The customer bought a $2 million mainframe and is currently running over 9,000 customers on the machine. It's cabled to the original test partition, so if there's an outage they can cut back over to the other machine and there is only a few seconds of outage for each customer.
Instead of breaking it down into separate hundred megabit Ethernet, we're terminating OC12s (622 megabits per second) directly into the machine. We can keep doing that until we run out of channels. We've skipped the distribution space, delivered very high-performance networking without spending a lot of money.
They're currently planning for an additional system, probably a reasonably-sized z900. This will be about a 200% increase in CPU per system.
All of this stuff is about ten or fifteen years old, such as the ability to run the network stack on one CPU and the rest of the application on another. What if you did this in a geographically distributed world? We're extending the benefits of this three decades of mainframe technology, under the covers, to the Linux world.
Have people overrated Test Plan: Charlie's relevance in the real world?
They get more excited about the numbers than about what's actually happening in the technology. In terms of a proof point, this idea is valid, is absolutely crucial. Is this something where any sane person would run their production? No. In that sense, it is a little overrated.
It did get IBM's attention. From IBM's perspective, VM has been a difficult system to work with. It doesn't sell big boxes because it makes little boxes run very efficiently. IBM makes a lot of money off of VM. Revenue from PROFS [an IBM groupware system], for example, is still coming in and is very lucrative. It took something like Test Plan: Charlie to wake up IBM management to the power that they had.

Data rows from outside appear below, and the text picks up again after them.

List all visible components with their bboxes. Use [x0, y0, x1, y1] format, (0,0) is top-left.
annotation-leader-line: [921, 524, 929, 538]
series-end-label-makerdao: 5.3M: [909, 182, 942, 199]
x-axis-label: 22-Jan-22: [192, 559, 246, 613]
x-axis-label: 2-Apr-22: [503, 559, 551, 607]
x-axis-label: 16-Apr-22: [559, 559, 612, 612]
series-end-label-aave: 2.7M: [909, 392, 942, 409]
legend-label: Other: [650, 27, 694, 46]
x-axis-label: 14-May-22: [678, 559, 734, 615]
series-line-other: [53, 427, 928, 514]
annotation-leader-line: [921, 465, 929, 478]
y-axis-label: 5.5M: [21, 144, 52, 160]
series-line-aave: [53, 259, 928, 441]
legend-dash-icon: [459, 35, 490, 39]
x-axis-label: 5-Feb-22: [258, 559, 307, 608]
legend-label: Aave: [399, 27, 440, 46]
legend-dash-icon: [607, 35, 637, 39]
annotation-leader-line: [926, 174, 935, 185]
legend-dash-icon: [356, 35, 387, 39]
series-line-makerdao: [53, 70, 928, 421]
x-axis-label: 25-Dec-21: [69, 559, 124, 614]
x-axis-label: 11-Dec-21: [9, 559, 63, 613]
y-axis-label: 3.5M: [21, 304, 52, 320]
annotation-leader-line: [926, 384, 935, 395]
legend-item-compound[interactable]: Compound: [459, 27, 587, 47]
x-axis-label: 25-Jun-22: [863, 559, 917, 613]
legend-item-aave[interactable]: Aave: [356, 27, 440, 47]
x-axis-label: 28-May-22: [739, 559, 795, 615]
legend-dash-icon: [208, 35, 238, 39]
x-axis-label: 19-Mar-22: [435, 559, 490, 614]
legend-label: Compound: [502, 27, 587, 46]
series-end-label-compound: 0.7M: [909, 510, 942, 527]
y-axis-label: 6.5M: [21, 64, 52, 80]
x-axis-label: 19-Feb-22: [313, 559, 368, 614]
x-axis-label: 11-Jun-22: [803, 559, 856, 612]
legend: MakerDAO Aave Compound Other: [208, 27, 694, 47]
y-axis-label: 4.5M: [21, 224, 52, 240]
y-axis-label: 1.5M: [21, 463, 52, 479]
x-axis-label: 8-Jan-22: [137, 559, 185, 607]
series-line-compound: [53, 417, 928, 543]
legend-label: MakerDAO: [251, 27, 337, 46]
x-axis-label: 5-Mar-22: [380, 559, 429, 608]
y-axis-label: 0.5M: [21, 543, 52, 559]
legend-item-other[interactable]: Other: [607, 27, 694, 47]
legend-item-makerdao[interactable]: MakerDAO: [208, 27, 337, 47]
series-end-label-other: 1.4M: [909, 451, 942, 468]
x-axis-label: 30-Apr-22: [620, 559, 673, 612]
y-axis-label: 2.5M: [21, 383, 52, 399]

To that degree, I can't overestimate how effective that test has been. It finally made the argument to IBM that virtual machine technology is an absolutely critical part of how they will have to play the marketing strategy in order to survive. In that sense, it's importance has not been overstated at all.
It had to happen, it had to happen in a very public and graphic setting.
What is Test Plan:Omega and how is it different from Test Plan: Charlie?
We found that we could get 41,400 servers in a partition in a G5 [machine]. The idea of Omega is to see what we can do with an entire machine, and preferably the biggest machine we could get our hands on. At the time we ran the test, the biggest machine around was a ZZ7, which has 12 CPUs at around 160 MIPS per CPU. It's a pretty good sized box. It used to be the top of the line -- it's a lot of iron. We were able to get some standalone time from one of the outsourcing vendors. They were willing to give us two hours on the box just for the coolness value of finding out how far we could push this thing. It had 16 gig of RAM.
The design point for VM is 99,999 simultaneous logged-on users. Our test was to take Test Point: Charlie and just go nuts. We've got a huge amount of RAM, all the I/O horsepower we could ever want. We got 97,943 images.
There are recently introduced z900s that are four times that size. The largest web facility I know of is around 14,000 servers. We're talking about several times the size of the largest Internet facility in a single box. That box is ten by ten square feet.